I’m very pleased to announce that my short story “Shared Space” will appear in Community of Magic Pens. I think the anthology’s going to be a lot of fun (I backed it on Kickstarter before submissions opened). It’s available for preorder now, with publication expected in May.
Daily Science Fiction‘s featured story for today is “Kill Switch.” Check it out if you’re in the mood for a flash tale of biotechnology, professionalism, and evil.
I made my first sale to a pro market this week. I am incredibly pleased.
Obviously, money doesn’t equal quality, “pro rates” are still laughably low, etc., etc. But what I write is largely recognizable as belonging to commercial genres, and well-resourced publications attract talent. Making it to the second round of consideration in pro magazines I enjoy was a nice ego-boost last year. Clearing that final hurdle is an even bigger one.

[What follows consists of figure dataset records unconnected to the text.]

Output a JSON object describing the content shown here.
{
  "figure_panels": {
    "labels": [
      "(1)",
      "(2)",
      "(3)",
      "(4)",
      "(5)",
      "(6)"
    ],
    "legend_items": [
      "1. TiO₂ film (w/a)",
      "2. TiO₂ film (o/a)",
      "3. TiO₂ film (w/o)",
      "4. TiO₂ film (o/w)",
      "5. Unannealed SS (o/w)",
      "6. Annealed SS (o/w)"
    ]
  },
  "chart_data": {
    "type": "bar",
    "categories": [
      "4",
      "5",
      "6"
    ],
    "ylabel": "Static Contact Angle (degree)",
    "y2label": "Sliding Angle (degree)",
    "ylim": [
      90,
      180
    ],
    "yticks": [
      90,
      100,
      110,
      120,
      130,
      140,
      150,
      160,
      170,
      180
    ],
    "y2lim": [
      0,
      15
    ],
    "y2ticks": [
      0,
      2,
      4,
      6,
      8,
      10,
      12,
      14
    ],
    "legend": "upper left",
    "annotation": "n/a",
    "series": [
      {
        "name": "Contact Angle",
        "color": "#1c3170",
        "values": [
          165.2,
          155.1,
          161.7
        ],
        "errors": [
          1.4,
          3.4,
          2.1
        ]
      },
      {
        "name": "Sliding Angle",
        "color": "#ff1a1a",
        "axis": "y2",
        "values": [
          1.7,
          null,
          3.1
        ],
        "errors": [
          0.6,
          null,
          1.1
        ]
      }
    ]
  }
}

My short story “Changeling” will be published in Corvid Queen next August. I have a soft spot for folklore, count myself a feminist, and think corvids are pretty cool, so I’m pleased a story has settled here.
I’m very pleased to announce that my story “Like Gold Upon Her Tongue” will appear in the anthology Eighteen (XVIII), edited by Mark Teppo and scheduled for publication by Underland Press in March 2020.
The book is part of the Underland Tarot series and promises stories of mischief and mayhem. The anthologies draw their themes from the Major Arcana; the eighteenth card is the Moon. The cover (which I adore) is an in-house Underland design based on a concept by Jennifer Tough. (She did the also-striking artwork for XIII, the first in the series, taking the Death card as its theme.)
I’ll be sharing the table of contents with Forrest Aguirre, Darin Bradley, Christopher East, Scott Edelman, Nicole Feldringer, Benjamin Gamblin, Ingrid Garcia, Emma Johnson-Rivard, Elizabeth Eve King, Jessie Kwak, Shannon Lawrence, Gerri Leen, Mark Mills, Jonathan Mosman, Christi Nogle, Tammie Painter, Josh Rountree, Erica Sage, Lorraine Schein, Richard Thomas, Wendy Wagner, John Waterfall, and Todd Zack. I’m looking forward to see how they play with the anthology’s theme.
I am quite fond of autumn. I like the cooler weather—jeans-and-tee-shirt weather, light jacket weather, cardigan or sweatshirt weather. Today, however, it made it up to 90° (or so close as to make no difference). Following last Friday’s Climate Strike, today’s heat fills me with the impulse to despair and/or (metaphorically) burn something down.
The leaves aren’t turning yet. That’s an October thing, though the number of crunchable leaves on the ground has increased. In lieu of brilliant foliage, I instead give you a picture from the final days of summer: Canada geese in flight at twilight. The blurring almost manages to look artistic, rather than an artifact of a poorly-lit motion shot taken with a years-old smartphone.